Perempuan itu muncul di pintu kedatangan. Kulihat punggungnya menggendong ransel Rip Curl warna hitam---aku tahu dari logo di bagian talinya---dan di tangannya tergenggam sebuah ponsel. Ia akan berada di kota ini selama dua hari. Lima puluh jam yang akan kujalani, kunikmati, kumasukkan ke dalam memori, dan tidak akan pernah kuhapus.
Begitu melihatku, Bunga langsung berlari. Lenganku membentang, kuterima tubuhnya dengan segera. Aku tidak peduli orang-orang memberi tatapan aneh atau bahkan celetukan bernada sumbang. Aku tidak peduli. Aku hanya ingin mendekap Bunga, menghilangkan masa dua tahun yang luar biasa perih dan tak tertahankan.
"Ehm, Bunga?"
"Ya?"
"Mau sampai kapan kita pelukan di sini?"
Bunga tertawa.
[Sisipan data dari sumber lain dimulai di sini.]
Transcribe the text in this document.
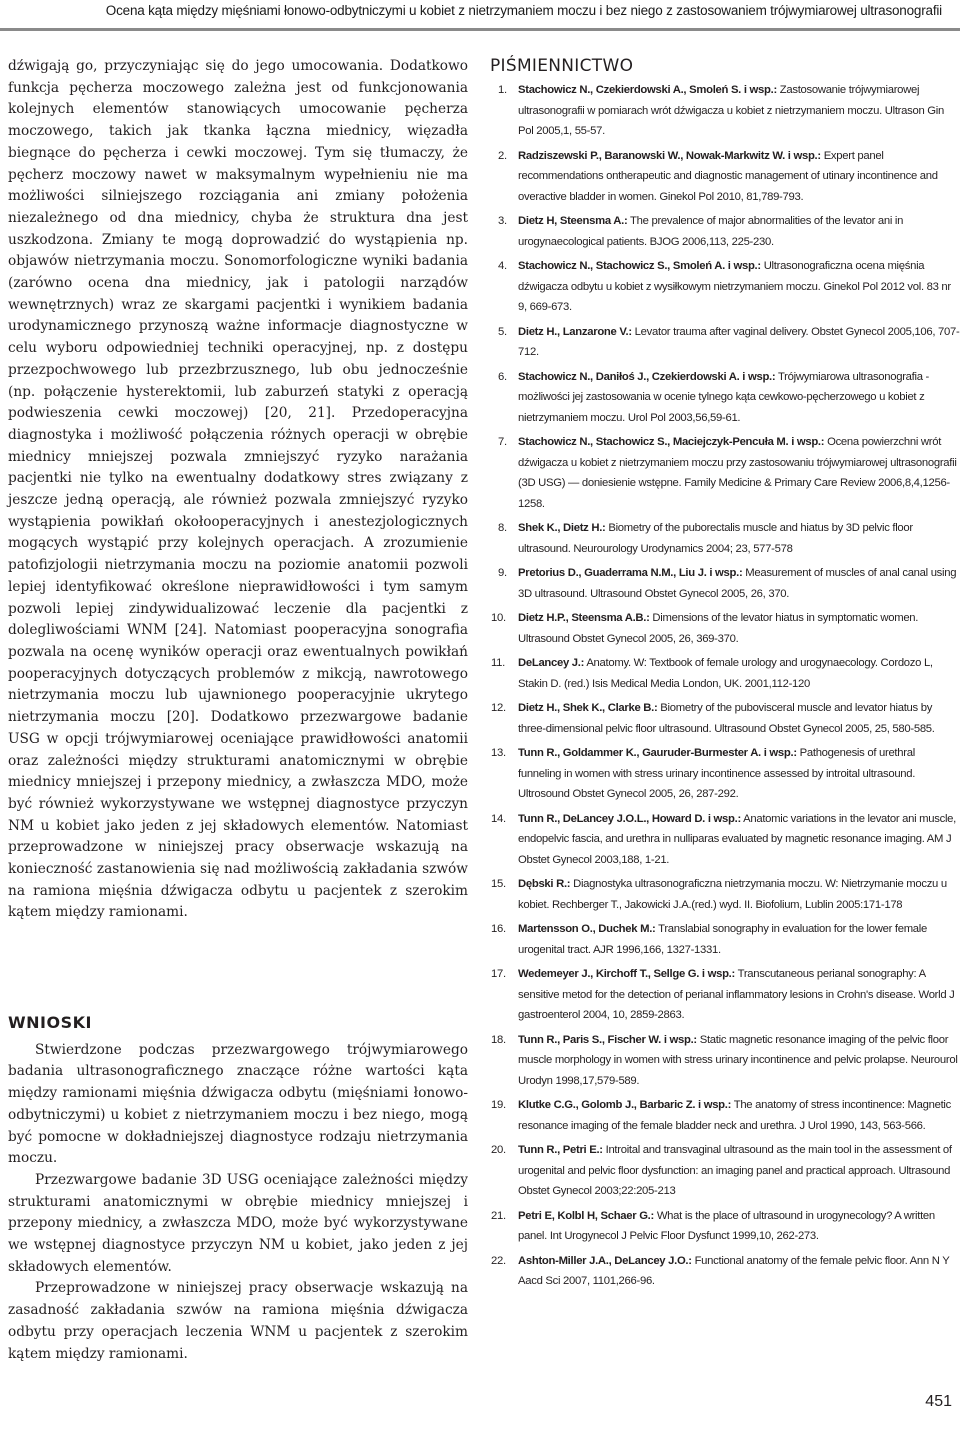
Ocena kąta między mięśniami łonowo-odbytniczymi u kobiet z nietrzymaniem moczu i bez niego z zastosowaniem trójwymiarowej ultrasonografii

dźwigają go, przyczyniając się do jego umocowania. Dodatkowo funkcja pęcherza moczowego zależna jest od funkcjonowania kolejnych elementów stanowiących umocowanie pęcherza moczowego, takich jak tkanka łączna miednicy, więzadła biegnące do pęcherza i cewki moczowej. Tym się tłumaczy, że pęcherz moczowy nawet w maksymalnym wypełnieniu nie ma możliwości silniejszego rozciągania ani zmiany położenia niezależnego od dna miednicy, chyba że struktura dna jest uszkodzona. Zmiany te mogą doprowadzić do wystąpienia np. objawów nietrzymania moczu. Sonomorfologiczne wyniki badania (zarówno ocena dna miednicy, jak i patologii narządów wewnętrznych) wraz ze skargami pacjentki i wynikiem badania urodynamicznego przynoszą ważne informacje diagnostyczne w celu wyboru odpowiedniej techniki operacyjnej, np. z dostępu przezpochwowego lub przezbrzusznego, lub obu jednocześnie (np. połączenie hysterektomii, lub zaburzeń statyki z operacją podwieszenia cewki moczowej) [20, 21]. Przedoperacyjna diagnostyka i możliwość połączenia różnych operacji w obrębie miednicy mniejszej pozwala zmniejszyć ryzyko narażania pacjentki nie tylko na ewentualny dodatkowy stres związany z jeszcze jedną operacją, ale również pozwala zmniejszyć ryzyko wystąpienia powikłań okołooperacyjnych i anestezjologicznych mogących wystąpić przy kolejnych operacjach. A zrozumienie patofizjologii nietrzymania moczu na poziomie anatomii pozwoli lepiej identyfikować określone nieprawidłowości i tym samym pozwoli lepiej zindywidualizować leczenie dla pacjentki z dolegliwościami WNM [24]. Natomiast pooperacyjna sonografia pozwala na ocenę wyników operacji oraz ewentualnych powikłań pooperacyjnych dotyczących problemów z mikcją, nawrotowego nietrzymania moczu lub ujawnionego pooperacyjnie ukrytego nietrzymania moczu [20]. Dodatkowo przezwargowe badanie USG w opcji trójwymiarowej oceniające prawidłowości anatomii oraz zależności między strukturami anatomicznymi w obrębie miednicy mniejszej i przepony miednicy, a zwłaszcza MDO, może być również wykorzystywane we wstępnej diagnostyce przyczyn NM u kobiet jako jeden z jej składowych elementów. Natomiast przeprowadzone w niniejszej pracy obserwacje wskazują na konieczność zastanowienia się nad możliwością zakładania szwów na ramiona mięśnia dźwigacza odbytu u pacjentek z szerokim kątem między ramionami.

WNIOSKI

Stwierdzone podczas przezwargowego trójwymiarowego badania ultrasonograficznego znaczące różne wartości kąta między ramionami mięśnia dźwigacza odbytu (mięśniami łonowo-odbytniczymi) u kobiet z nietrzymaniem moczu i bez niego, mogą być pomocne w dokładniejszej diagnostyce rodzaju nietrzymania moczu.

Przezwargowe badanie 3D USG oceniające zależności między strukturami anatomicznymi w obrębie miednicy mniejszej i przepony miednicy, a zwłaszcza MDO, może być wykorzystywane we wstępnej diagnostyce przyczyn NM u kobiet, jako jeden z jej składowych elementów.

Przeprowadzone w niniejszej pracy obserwacje wskazują na zasadność zakładania szwów na ramiona mięśnia dźwigacza odbytu przy operacjach leczenia WNM u pacjentek z szerokim kątem między ramionami.

PIŚMIENNICTWO
1. Stachowicz N., Czekierdowski A., Smoleń S. i wsp.: Zastosowanie trójwymiarowej ultrasonografii w pomiarach wrót dźwigacza u kobiet z nietrzymaniem moczu. Ultrason Gin Pol 2005,1, 55-57.
2. Radziszewski P., Baranowski W., Nowak-Markwitz W. i wsp.: Expert panel recommendations ontherapeutic and diagnostic management of utinary incontinence and overactive bladder in women. Ginekol Pol 2010, 81,789-793.
3. Dietz H, Steensma A.: The prevalence of major abnormalities of the levator ani in urogynaecological patients. BJOG 2006,113, 225-230.
4. Stachowicz N., Stachowicz S., Smoleń A. i wsp.: Ultrasonograficzna ocena mięśnia dźwigacza odbytu u kobiet z wysiłkowym nietrzymaniem moczu. Ginekol Pol 2012 vol. 83 nr 9, 669-673.
5. Dietz H., Lanzarone V.: Levator trauma after vaginal delivery. Obstet Gynecol 2005,106, 707-712.
6. Stachowicz N., Daniłoś J., Czekierdowski A. i wsp.: Trójwymiarowa ultrasonografia - możliwości jej zastosowania w ocenie tylnego kąta cewkowo-pęcherzowego u kobiet z nietrzymaniem moczu. Urol Pol 2003,56,59-61.
7. Stachowicz N., Stachowicz S., Maciejczyk-Pencuła M. i wsp.: Ocena powierzchni wrót dźwigacza u kobiet z nietrzymaniem moczu przy zastosowaniu trójwymiarowej ultrasonografii (3D USG) — doniesienie wstępne. Family Medicine & Primary Care Review 2006,8,4,1256-1258.
8. Shek K., Dietz H.: Biometry of the puborectalis muscle and hiatus by 3D pelvic floor ultrasound. Neurourology Urodynamics 2004; 23, 577-578
9. Pretorius D., Guaderrama N.M., Liu J. i wsp.: Measurement of muscles of anal canal using 3D ultrasound. Ultrasound Obstet Gynecol 2005, 26, 370.
10. Dietz H.P., Steensma A.B.: Dimensions of the levator hiatus in symptomatic women. Ultrasound Obstet Gynecol 2005, 26, 369-370.
11. DeLancey J.: Anatomy. W: Textbook of female urology and urogynaecology. Cordozo L, Stakin D. (red.) Isis Medical Media London, UK. 2001,112-120
12. Dietz H., Shek K., Clarke B.: Biometry of the pubovisceral muscle and levator hiatus by three-dimensional pelvic floor ultrasound. Ultrasound Obstet Gynecol 2005, 25, 580-585.
13. Tunn R., Goldammer K., Gauruder-Burmester A. i wsp.: Pathogenesis of urethral funneling in women with stress urinary incontinence assessed by introital ultrasound. Ultrosound Obstet Gynecol 2005, 26, 287-292.
14. Tunn R., DeLancey J.O.L., Howard D. i wsp.: Anatomic variations in the levator ani muscle, endopelvic fascia, and urethra in nulliparas evaluated by magnetic resonance imaging. AM J Obstet Gynecol 2003,188, 1-21.
15. Dębski R.: Diagnostyka ultrasonograficzna nietrzymania moczu. W: Nietrzymanie moczu u kobiet. Rechberger T., Jakowicki J.A.(red.) wyd. II. Biofolium, Lublin 2005:171-178
16. Martensson O., Duchek M.: Translabial sonography in evaluation for the lower female urogenital tract. AJR 1996,166, 1327-1331.
17. Wedemeyer J., Kirchoff T., Sellge G. i wsp.: Transcutaneous perianal sonography: A sensitive metod for the detection of perianal inflammatory lesions in Crohn's disease. World J gastroenterol 2004, 10, 2859-2863.
18. Tunn R., Paris S., Fischer W. i wsp.: Static magnetic resonance imaging of the pelvic floor muscle morphology in women with stress urinary incontinence and pelvic prolapse. Neurourol Urodyn 1998,17,579-589.
19. Klutke C.G., Golomb J., Barbaric Z. i wsp.: The anatomy of stress incontinence: Magnetic resonance imaging of the female bladder neck and urethra. J Urol 1990, 143, 563-566.
20. Tunn R., Petri E.: Introital and transvaginal ultrasound as the main tool in the assessment of urogenital and pelvic floor dysfunction: an imaging panel and practical approach. Ultrasound Obstet Gynecol 2003;22:205-213
21. Petri E, Kolbl H, Schaer G.: What is the place of ultrasound in urogynecology? A written panel. Int Urogynecol J Pelvic Floor Dysfunct 1999,10, 262-273.
22. Ashton-Miller J.A., DeLancey J.O.: Functional anatomy of the female pelvic floor. Ann N Y Aacd Sci 2007, 1101,266-96.
451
Ia lalu melepaskan diri dari pelukanku. "Ayo makan. Aku lapar. Porsi makanan di kereta hanya sanggup memuaskan satu atau dua cacing. Sementara kamu tahu, kan, Nug, aku memelihara satu batalion cacing," celotehnya, seperti biasa, sanggup membuat kepenatanku seolah-olah sirna dalam sekejap. Suara Bunga agak berbeda dengan yang biasa kudengar lewat telepon. Mendengarnya langsung terasa begitu melegakan, begitu menyenangkan.
Pukul delapan malam, aku dan Bunga sudah duduk di balkon apartemen yang kusewa selama tiga hari. Aku datang lebih dulu kemarin, dari Bandung, sementara Bunga baru bisa sampai kota ini tadi sore. Kata Bunga sewaktu kami merencanakan pertemuan ini, "Aku tidak mau di hotel, Nug. Carikan tempat lain, yang sekiranya kamu pikir aku akan nyaman menempatinya selama dua hari."
Ah, Bunga, bukankah tempat ternyaman untukmu adalah hatiku? Kamu sendiri yang mengatakannya tepat satu bulan kita menjalin temali kisah.
Aku mendapat apa yang Bunga inginkan untuk kami menghabiskan waktu. Sebuah apartemen di pinggiran kota dengan pemandangan malam hari yang luar biasa menawan. Kami menikmati gemerlap lampu kota, menyesap teh, mendengar kisah masing-masing. Aku dengan perjalanan menggambarku, Bunga dengan segala rangkaian diksinya. Lalu, ketika semua kisah terasa nyaris habis dituturkan, kuberanikan diri menyentuh wajahnya.
***
Tangan Nug kini berada di wajahku. Rasanya hangat, dengan aroma frangipani yang berasal dari sabun tangan di wastafel. Rasanya hangat, dengan buku-buku sedikit kasar karena terlalu banyak memeluk pensil. Rasanya hangat, dengan ritme belaian yang mulai aku ingat dan aku sukai. Oh, aku tidak tahu ternyata aku begitu mengharapkan tubuhnya hadir secara nyata di hadapanku. Aku masih tidak percaya, aku benar-benar bisa menyentuh raganya malam ini. Masih terasa seperti mimpi, terasa seperti jauh dari jangkauanku. Sungguh, dua tahun yang luar biasa menyakitkan.